Free credits & startup programs

Researched 2026-05-16

Program details and credit amounts shift often. Apply directly through each program's official page for current values, eligibility windows, and application requirements.

Mistralship (Mistral AI Startup Program)

Reported value: 30,000 platform credits

Eligibility: Startups founded less than 7 years ago that have not raised a Series B or later round; requires a business email and online presence

How to apply: Fill out the application form on Mistral AI's platform (La Plateforme) during open cohort windows

Apply / learn more at dataphoenix.info ↗

Mistral AI Ambassador Program

Reported value: Free API credits and early access

Eligibility: Startups building AI applications with Mistral models; typically pre-seed, seed, or Series A stages

How to apply: Apply through the official Mistral AI startup portal or partner referral links

Apply / learn more at startup-perks.com ↗

Google for Startups Cloud Program (Scale Tier)

Reported value: $10,000 USD in credits for partner models

Eligibility: Qualifying startups in the Scale and Scale AI Tier of the Google for Startups Cloud Program

How to apply: Members must contact their Google Cloud Account Executive to request access to these partner model credits

Apply / learn more at cloud.google.com ↗

AWS Activate

Reported value: up to $100,000 in AWS Activate Credits

Eligibility: Self-funded or pre-Series B startups founded in the past 10 years; Portfolio tier requires association with an Activate Provider

How to apply: Apply via the AWS Activate console; credits are redeemable for third-party models in Amazon Bedrock including Mistral AI

Apply / learn more at aws.amazon.com ↗

Microsoft for Startups Founders Hub

Reported value: up to $150,000 in Azure credits

Eligibility: Privately held, for-profit startups that have not gone through a Series D or later funding round

How to apply: Sign up through the Microsoft for Startups Founders Hub portal; credits can be used for Mistral models available on Azure AI

Apply / learn more at microsoft.com ↗

Mistral AI 2026 Worldwide Hackathon

Reported value: $15,000 in Mistral credits (Grand Prize)

Eligibility: Participants in the 48-hour global hackathon event

How to apply: Register for the hackathon through the official Mistral AI event page

Apply / learn more at mistral.ai ↗

Mistral AI Academic Partnership (ESSEC)

Reported value: Licenses for Le Chat Entreprise and research support

Eligibility: Researchers, professors, and students at ESSEC Business School

How to apply: Access provided through the ESSEC Metalab interface as part of the institutional partnership

Apply / learn more at essec.edu ↗

Mistral AI Researcher Access (Aalborg University)

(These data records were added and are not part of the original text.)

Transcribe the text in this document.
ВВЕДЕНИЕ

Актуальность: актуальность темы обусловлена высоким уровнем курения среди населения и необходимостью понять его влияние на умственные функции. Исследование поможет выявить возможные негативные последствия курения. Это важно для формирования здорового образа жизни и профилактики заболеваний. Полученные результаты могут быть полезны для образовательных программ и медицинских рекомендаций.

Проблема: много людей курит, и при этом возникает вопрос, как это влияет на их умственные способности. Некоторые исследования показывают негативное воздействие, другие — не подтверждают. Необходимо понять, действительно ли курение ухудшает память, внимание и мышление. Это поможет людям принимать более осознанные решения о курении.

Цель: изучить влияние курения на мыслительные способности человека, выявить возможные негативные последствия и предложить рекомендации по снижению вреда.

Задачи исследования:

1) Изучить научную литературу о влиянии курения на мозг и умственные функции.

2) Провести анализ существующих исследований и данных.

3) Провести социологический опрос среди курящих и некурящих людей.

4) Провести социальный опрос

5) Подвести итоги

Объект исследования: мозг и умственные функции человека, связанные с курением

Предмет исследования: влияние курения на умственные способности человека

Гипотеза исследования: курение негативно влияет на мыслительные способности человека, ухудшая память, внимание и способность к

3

Reported value: API integration and AI Studio access

Eligibility: Researchers at Aalborg University (AAU)

How to apply: Access via the university's internal AI services portal

Apply / learn more at en.its.aau.dk ↗

Pricing gotchas to watch

Researched 2026-05-16

Most gotchas below were surfaced by community reports. Some may have been fixed, changed, or never been the user-facing issue they appeared. Verify against current vendor docs before architecting around a workaround.

Prompt Cache 64-Token Minimum Block Size

Mistral's prompt caching mechanism operates on fixed blocks of 64 tokens. Prompts with a shared prefix of fewer than 64 tokens will not trigger a cache hit, and all cached token counts reported in the API response will be multiples of 64.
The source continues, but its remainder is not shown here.